According to the 9-11 Commission, early in 1999 Sufaat was taped by al Qaeda’s number two, Ayman al Zawahiri, to lead an effort to jumpstart the terror group’s anthrax development program. Sufaat then spent several months seeking to develop weaponized anthrax in a laboratory near the Kandahar Airport, which was at the time an al-Qaeda stronghold. According to Rolf Mowatt-Larssen, a former senior Central Intelligence Agency official who led the government's efforts to track terrorist Weapons of Mass Destruction programs, “in August 2001, Zawahiri personally inspects Ahmed's completed laboratory in Kandahar. He separately meets with Sufaat for a weeklong briefing on the reportedly successful efforts to isolate and produce a lethal strain of anthrax.” In December of 2001, with the U.S. moving in to Afghanistan, Sufaat returns to Malaysia, where he is arrested by the Malaysian authorities. However, in 2008, the Government of Malaysia subsequently releases him. As of April 2009, Interpol lists him as free and living in Taman Bukit Ampang, Malaysia.”

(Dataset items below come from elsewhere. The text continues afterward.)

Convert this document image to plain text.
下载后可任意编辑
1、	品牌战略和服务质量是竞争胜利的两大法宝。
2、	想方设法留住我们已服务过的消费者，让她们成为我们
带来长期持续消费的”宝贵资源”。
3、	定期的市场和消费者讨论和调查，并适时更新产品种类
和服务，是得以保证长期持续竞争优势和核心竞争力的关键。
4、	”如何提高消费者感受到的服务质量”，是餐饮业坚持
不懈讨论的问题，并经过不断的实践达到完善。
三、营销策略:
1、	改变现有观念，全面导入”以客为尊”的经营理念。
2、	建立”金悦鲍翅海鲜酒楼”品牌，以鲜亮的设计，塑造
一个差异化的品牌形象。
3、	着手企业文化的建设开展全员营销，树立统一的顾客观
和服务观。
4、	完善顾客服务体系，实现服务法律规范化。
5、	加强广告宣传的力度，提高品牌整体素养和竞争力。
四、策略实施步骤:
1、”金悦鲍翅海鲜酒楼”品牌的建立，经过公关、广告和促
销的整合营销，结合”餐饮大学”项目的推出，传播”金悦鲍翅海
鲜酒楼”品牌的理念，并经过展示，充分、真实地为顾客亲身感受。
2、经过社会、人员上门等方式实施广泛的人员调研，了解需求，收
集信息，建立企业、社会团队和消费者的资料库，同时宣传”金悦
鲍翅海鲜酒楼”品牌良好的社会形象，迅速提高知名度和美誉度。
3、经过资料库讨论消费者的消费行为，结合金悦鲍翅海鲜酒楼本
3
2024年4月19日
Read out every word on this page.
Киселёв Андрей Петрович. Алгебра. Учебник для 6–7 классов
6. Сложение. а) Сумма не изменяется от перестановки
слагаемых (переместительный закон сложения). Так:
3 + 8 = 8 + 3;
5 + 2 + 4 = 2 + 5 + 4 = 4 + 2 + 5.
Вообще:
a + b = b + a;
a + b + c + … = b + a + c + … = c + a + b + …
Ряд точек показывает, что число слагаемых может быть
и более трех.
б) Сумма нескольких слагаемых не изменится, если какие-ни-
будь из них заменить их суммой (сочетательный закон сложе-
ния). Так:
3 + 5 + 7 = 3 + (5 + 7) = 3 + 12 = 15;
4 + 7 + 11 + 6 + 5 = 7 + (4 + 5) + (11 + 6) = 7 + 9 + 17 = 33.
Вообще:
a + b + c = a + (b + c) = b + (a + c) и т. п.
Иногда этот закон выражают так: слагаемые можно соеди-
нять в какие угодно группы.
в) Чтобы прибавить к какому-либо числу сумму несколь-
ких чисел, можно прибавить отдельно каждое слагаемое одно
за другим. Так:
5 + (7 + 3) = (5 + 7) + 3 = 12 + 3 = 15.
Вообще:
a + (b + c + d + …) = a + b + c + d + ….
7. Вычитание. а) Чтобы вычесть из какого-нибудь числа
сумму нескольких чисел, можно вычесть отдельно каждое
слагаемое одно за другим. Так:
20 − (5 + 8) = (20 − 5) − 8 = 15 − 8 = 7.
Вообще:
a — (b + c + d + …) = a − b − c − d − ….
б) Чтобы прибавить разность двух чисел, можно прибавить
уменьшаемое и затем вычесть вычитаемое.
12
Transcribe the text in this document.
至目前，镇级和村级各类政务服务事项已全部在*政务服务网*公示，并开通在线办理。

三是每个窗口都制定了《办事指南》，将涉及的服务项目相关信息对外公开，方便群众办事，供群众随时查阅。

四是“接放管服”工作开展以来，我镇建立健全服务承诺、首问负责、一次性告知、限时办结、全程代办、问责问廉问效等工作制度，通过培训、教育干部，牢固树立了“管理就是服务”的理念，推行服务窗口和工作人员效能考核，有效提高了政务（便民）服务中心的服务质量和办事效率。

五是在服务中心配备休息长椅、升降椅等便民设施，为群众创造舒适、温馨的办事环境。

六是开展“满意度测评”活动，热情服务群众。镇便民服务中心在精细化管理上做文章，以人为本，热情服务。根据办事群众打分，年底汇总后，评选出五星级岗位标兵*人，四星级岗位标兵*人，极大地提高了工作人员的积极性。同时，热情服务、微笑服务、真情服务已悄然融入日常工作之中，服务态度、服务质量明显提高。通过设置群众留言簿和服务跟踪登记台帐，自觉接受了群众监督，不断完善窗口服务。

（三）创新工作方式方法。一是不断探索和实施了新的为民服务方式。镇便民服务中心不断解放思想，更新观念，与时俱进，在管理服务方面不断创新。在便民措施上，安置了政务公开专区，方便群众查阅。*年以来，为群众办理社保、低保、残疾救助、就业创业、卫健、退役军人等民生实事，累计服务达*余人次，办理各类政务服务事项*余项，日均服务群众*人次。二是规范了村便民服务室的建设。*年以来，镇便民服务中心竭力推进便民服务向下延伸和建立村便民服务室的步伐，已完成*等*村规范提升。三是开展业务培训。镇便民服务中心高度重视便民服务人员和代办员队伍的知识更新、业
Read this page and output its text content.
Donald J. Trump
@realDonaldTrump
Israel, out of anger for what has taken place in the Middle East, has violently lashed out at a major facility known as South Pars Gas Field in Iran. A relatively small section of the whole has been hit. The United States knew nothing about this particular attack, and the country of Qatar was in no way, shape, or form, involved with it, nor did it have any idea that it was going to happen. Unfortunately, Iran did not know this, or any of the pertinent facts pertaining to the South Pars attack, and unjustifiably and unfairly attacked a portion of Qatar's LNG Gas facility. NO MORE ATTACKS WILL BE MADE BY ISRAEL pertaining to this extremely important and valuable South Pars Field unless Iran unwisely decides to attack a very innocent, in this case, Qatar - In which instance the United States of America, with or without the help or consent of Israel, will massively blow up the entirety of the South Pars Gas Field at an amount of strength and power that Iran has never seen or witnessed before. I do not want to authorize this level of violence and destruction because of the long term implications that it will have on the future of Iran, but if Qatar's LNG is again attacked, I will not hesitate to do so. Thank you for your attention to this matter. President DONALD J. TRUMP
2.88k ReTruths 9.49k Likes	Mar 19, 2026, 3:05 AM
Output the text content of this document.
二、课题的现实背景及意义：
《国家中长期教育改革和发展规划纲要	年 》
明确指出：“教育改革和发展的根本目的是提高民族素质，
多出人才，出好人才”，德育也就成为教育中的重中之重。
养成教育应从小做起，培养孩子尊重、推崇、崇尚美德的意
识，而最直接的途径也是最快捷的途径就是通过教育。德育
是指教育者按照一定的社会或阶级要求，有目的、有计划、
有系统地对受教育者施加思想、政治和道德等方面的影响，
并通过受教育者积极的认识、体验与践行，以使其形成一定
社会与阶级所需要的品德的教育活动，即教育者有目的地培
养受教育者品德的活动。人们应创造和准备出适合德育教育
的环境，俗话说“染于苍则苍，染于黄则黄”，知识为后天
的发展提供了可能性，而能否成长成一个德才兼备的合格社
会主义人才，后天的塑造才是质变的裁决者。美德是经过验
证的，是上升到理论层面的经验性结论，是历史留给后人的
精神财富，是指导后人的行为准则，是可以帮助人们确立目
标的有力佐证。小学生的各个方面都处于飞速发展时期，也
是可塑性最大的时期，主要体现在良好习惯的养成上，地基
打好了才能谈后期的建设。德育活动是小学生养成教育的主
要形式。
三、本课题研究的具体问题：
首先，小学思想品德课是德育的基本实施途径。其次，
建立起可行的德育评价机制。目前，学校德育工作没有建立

Additionally, it should be noted that a bioterror attack is the sort of high impact, high visibility attack that fits with al Qaeda’s overall modus operandi. The death of bin Laden only amplifies the desire among his supporters to strike out in some dramatic fashion, and an anthrax attack would certainly fall within that category.

All this together reminds us that while the face of al Qaeda, and indeed all global terror, is no more, we remain at war with a global, ideologically-driven terrorist network that now, perhaps more than ever, wants to harm us. While we should give thanks for the elimination of bin Laden, we cannot become complacent. Until we have in hand new medical countermeasures that can effectively remove weapons like anthrax from the terrorists’ arsenal, we remain unacceptably at risk.

At PharmAthene we remain ever more dedicated to that task and committed to working with our partners in the U.S. government to strengthen our national security.